Крючкотворы проклятые!
Три дня назад Боярская дума отдельным техническим заседанием, куцым и незаметным, утвердила час и дату голосования, выбрав завтрашний вечер. Ключевое в этом факте: «Отдельным». Ради одной строки в протоколе, которую всякий разумный человек решил бы между делом, не собирая ради неё Думу. Тогда я скользнул мимо этого взглядом, и зря.
Новгородский созыв лёг день в день в голосованием, и противник подстроил под него своё «экстренное» разбирательство. Чьих рук дело, я не знал, а вот замысел читался и без подписи.
Меня брали в клещи. Отсидеться в Белгороде и защищать себя по магофону не вышло бы, а раз так, быть я мог только в одном месте из двух. Останусь в Белгороде, и совет за сотни километров заочно рассудит, послушен ли Великий князь Платонов и не пора ли надеть на него узду Арбитров. Поеду в Новгород, и к моменту развязки меня не окажется там, где решается судьба княгини, за которую я чувствую себя ответственным.
Кворум напрягал меня сильнее возможных инцидентов с голосованием.
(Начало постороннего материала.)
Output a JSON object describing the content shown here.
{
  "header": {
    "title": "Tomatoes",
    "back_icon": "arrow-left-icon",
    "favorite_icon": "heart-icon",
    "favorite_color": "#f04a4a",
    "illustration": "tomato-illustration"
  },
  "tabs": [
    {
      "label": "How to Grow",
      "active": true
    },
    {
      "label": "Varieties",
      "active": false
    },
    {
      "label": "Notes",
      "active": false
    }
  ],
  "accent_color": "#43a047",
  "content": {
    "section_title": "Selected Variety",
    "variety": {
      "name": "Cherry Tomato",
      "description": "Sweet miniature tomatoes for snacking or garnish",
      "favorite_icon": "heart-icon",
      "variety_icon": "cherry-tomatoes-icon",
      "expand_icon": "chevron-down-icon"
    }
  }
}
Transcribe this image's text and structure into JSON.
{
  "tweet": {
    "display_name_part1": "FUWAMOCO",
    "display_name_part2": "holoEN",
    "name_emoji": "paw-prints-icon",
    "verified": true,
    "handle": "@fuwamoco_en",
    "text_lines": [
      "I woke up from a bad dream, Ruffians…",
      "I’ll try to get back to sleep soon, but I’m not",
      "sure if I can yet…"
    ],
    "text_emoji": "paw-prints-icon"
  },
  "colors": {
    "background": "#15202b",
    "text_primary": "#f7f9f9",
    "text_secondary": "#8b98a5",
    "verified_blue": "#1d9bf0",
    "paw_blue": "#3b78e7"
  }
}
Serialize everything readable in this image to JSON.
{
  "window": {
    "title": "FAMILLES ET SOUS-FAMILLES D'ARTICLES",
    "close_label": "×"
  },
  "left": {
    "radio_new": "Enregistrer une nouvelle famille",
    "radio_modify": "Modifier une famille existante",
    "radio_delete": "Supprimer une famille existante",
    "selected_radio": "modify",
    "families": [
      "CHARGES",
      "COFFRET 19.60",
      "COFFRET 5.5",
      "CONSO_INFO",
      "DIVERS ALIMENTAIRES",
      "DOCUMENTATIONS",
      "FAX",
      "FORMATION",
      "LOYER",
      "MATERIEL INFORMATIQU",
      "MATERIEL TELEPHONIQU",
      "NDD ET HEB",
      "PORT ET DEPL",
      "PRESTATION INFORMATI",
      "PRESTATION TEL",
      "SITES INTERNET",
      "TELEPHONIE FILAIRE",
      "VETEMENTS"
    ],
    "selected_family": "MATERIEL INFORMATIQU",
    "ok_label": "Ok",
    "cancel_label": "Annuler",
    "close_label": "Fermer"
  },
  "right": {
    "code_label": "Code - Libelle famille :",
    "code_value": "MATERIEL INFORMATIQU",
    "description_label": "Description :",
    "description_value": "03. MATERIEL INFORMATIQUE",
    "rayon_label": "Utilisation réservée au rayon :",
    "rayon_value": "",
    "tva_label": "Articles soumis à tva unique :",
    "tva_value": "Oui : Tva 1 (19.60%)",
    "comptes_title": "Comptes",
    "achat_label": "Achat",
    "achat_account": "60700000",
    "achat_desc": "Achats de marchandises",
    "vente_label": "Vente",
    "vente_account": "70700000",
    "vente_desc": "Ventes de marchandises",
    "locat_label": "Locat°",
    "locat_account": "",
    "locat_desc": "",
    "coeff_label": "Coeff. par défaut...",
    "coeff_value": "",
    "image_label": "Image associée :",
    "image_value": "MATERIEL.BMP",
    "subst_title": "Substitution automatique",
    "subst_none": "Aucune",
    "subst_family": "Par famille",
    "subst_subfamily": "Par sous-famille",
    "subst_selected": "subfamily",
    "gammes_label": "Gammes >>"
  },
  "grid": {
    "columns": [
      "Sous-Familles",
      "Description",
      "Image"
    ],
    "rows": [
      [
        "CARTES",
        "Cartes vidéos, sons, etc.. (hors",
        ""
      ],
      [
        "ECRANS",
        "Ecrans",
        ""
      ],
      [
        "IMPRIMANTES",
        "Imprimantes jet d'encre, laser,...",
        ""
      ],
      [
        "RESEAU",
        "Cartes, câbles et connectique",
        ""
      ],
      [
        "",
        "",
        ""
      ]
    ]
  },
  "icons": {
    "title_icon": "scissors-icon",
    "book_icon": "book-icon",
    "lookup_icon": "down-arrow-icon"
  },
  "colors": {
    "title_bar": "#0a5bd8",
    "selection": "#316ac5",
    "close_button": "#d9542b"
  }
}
Так или иначе в городе останется гвардия, а мои люди умеют драться и в меньшинстве. Вынесенной против меня главами Бастионов решение — это вражда с почти всеми сильнейшими фракциями разом. Петля, которую после не разрубить ни сталью, ни золотом. Значит, надо ехать, и другого выхода нет.
При мысли об этой ситуации я не мог не отметить, что Голицын смолчал во время нашей последней встречи. Не предупредил о готовящейся подлости, хотя дважды за минувшие годы он помогал рассыпать кворумы, что складывали против меня, и мог бы рассыпать третий, самый опасный из всех. Случайностью это быть не могло, оставалось понять замысел союзника.
Скорее всего меня мариновали. Пусть над Платоновым повисит угроза Арбитров, пусть понервничает от близости петли, а потом сам примчится в Москву — просить, кланяться, влезать в долг. Как бы крепки ни были наши отношения, помощь Голицына всегда шла имела свою цену. Рычагов влияния у московского князя было припасено на десятерых таких, как я, и он умел ждать. Выдержку эту я даже уважал, чего уж там, но гнуться под него не собирался ни на палец.
Раз дорога лёгкая отпадала, оставалась дорога потруднее — драться за голоса самому. Подковёрную возню я ненавидел всем нутром, как пехотинец — топкую грязь под сапогом, в которой вязнет любой честный шаг. Воевать на этом поле боя я решил единственным способом, от которого меня не мутило: прямым вопросом в лоб.
Первым я позвонил в Детройт. Мари-Луиз выслушала, не перебивая, и голос её по линии звучал так же сухо, как за столом переговоров.